THE BURNT OUT OF HEART

Few people ever knew him as Maximus. Fewer still ever called him Max. But then, that was the arrangement with the Wayfarer. Not that Max ever troubled himself too much with the anonymity.

For, to Max, getting the Wayfarer into blog country had become a recent obsession: one for which he would, and could, pay the price of anonymity.

The Wayfarer had insisted that Max had yet to master the virtue of humility - and Max knew he was right. And humility was just one in a long line of virtues that he had to incorporate still. There was contentment, Max knew, as there was patience and perseverence. And of course, there was restraint in anger: all virtues that he had yet to imbibe in any required measure.

How could one not hate one's enemy? Max had wondered not so long ago. How could one ever forget the bitterness which humiliation wrecks upon one's soul?
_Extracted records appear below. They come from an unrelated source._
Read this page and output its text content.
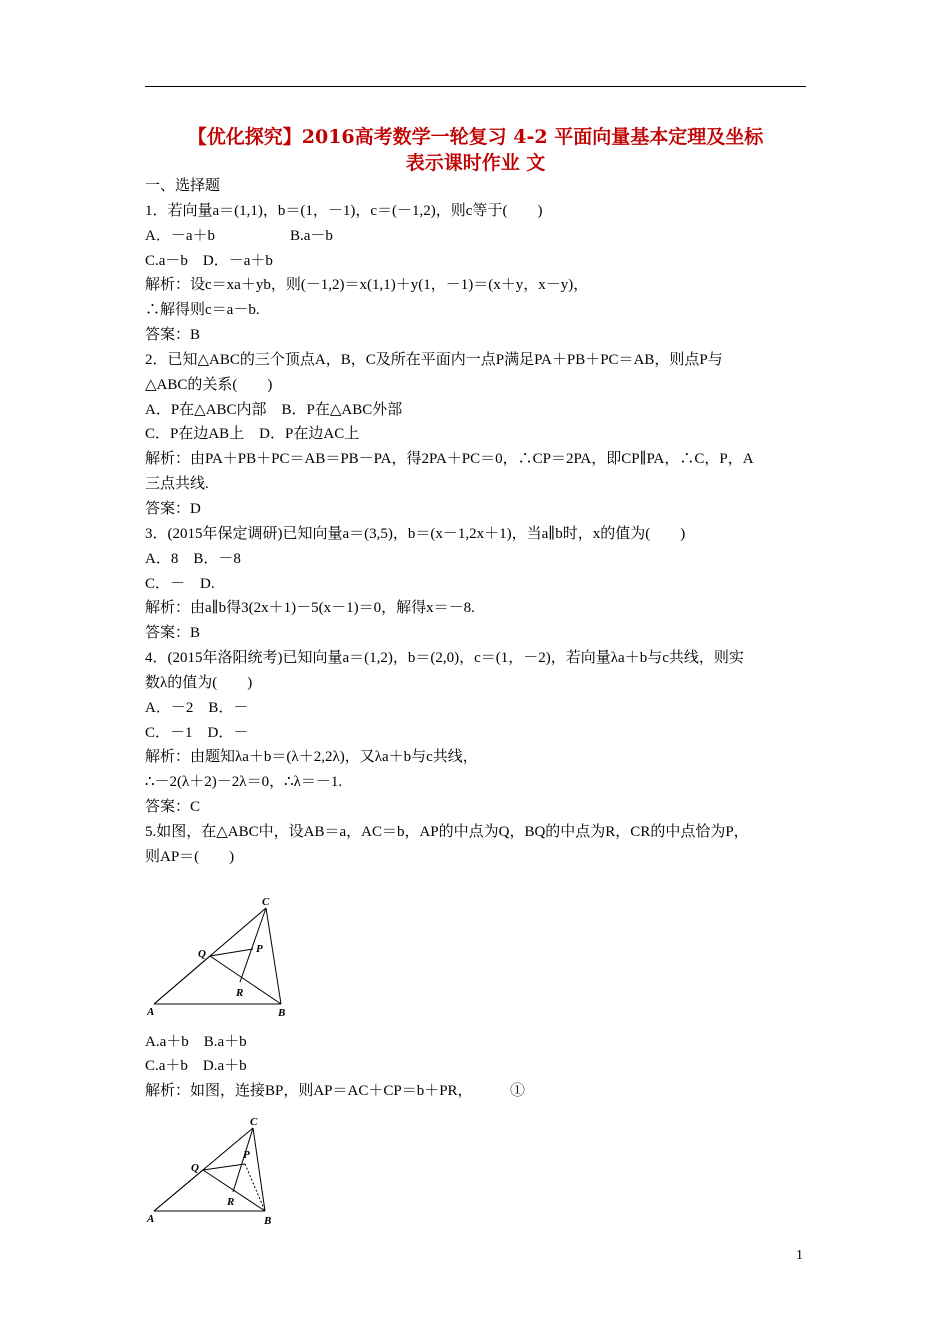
【优化探究】2016高考数学一轮复习 4-2 平面向量基本定理及坐标
表示课时作业 文
一、选择题
1．若向量a＝(1,1)，b＝(1，－1)，c＝(－1,2)，则c等于(　　)
A．－a＋b　　　　　B.a－b
C.a－b　D．－a＋b
解析：设c＝xa＋yb，则(－1,2)＝x(1,1)＋y(1，－1)＝(x＋y，x－y)，
∴解得则c＝a－b.
答案：B
2．已知△ABC的三个顶点A，B，C及所在平面内一点P满足PA＋PB＋PC＝AB，则点P与
△ABC的关系(　　)
A．P在△ABC内部　B．P在△ABC外部
C．P在边AB上　D．P在边AC上
解析：由PA＋PB＋PC＝AB＝PB－PA，得2PA＋PC＝0，∴CP＝2PA，即CP∥PA，∴C，P，A
三点共线.
答案：D
3．(2015年保定调研)已知向量a＝(3,5)，b＝(x－1,2x＋1)，当a∥b时，x的值为(　　)
A．8　B．－8
C．－　D.
解析：由a∥b得3(2x＋1)－5(x－1)＝0，解得x＝－8.
答案：B
4．(2015年洛阳统考)已知向量a＝(1,2)，b＝(2,0)，c＝(1，－2)，若向量λa＋b与c共线，则实
数λ的值为(　　)
A．－2　B．－
C．－1　D．－
解析：由题知λa＋b＝(λ＋2,2λ)，又λa＋b与c共线，
∴－2(λ＋2)－2λ＝0，∴λ＝－1.
答案：C
5.如图，在△ABC中，设AB＝a，AC＝b，AP的中点为Q，BQ的中点为R，CR的中点恰为P，
则AP＝(　　)
A	B
C
P
Q
R
A.a＋b　B.a＋b
C.a＋b　D.a＋b
解析：如图，连接BP，则AP＝AC＋CP＝b＋PR，　　　①
A	B
C
P
Q
R
1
How could he ever learn to forgive the one who is the cause of that humiliation? But the Wayfarer had told him otherwise.

The Wayfarer had reminded him - with that inimitable style, that self-same symphony that had compelled Max through all his mature years - that the hater lives with a volcano within. A smoking cauldron of hate that blinds his reddened eyes to the realities of life; that contaminates the mind, that takes away the smile from his face unless, of course, it is the smile of twisted lips emitting fumes that scorch and burn. The Wayfarer had stressed that the hater required not imitation, but sympathy.

How the Wayfarer moved Max then with that unforgettable description of the best among mankind: 'Every believer who is burnt out of heart and truthful of the tongue'. Did Max then question him of the expression 'burnt out of heart', for he was sure of the 'truthful of the tongue'? It seemed so long ago to him. But who are the 'burnt out of heart'? Max remembers the Wayfarer's quiet voice as he echoed centuries of prophetic wisdom in his reply: 'The fearful (of God), the clean: one in which there is no hatred, no deception, no injustice and no envy.'

How many centuries did that hark back to? Was it to the cradle of civilization? Was it to the blinding glare that rebounded off the burning sands of Arabia? Was it a voice crying in the wilderness of more than fourteen centuries past? Max was almost sure.

Yes, Max decided, the Wayfarer in blog country would be worth the try. Worth having the story told. Not one, but two: the intertwined two.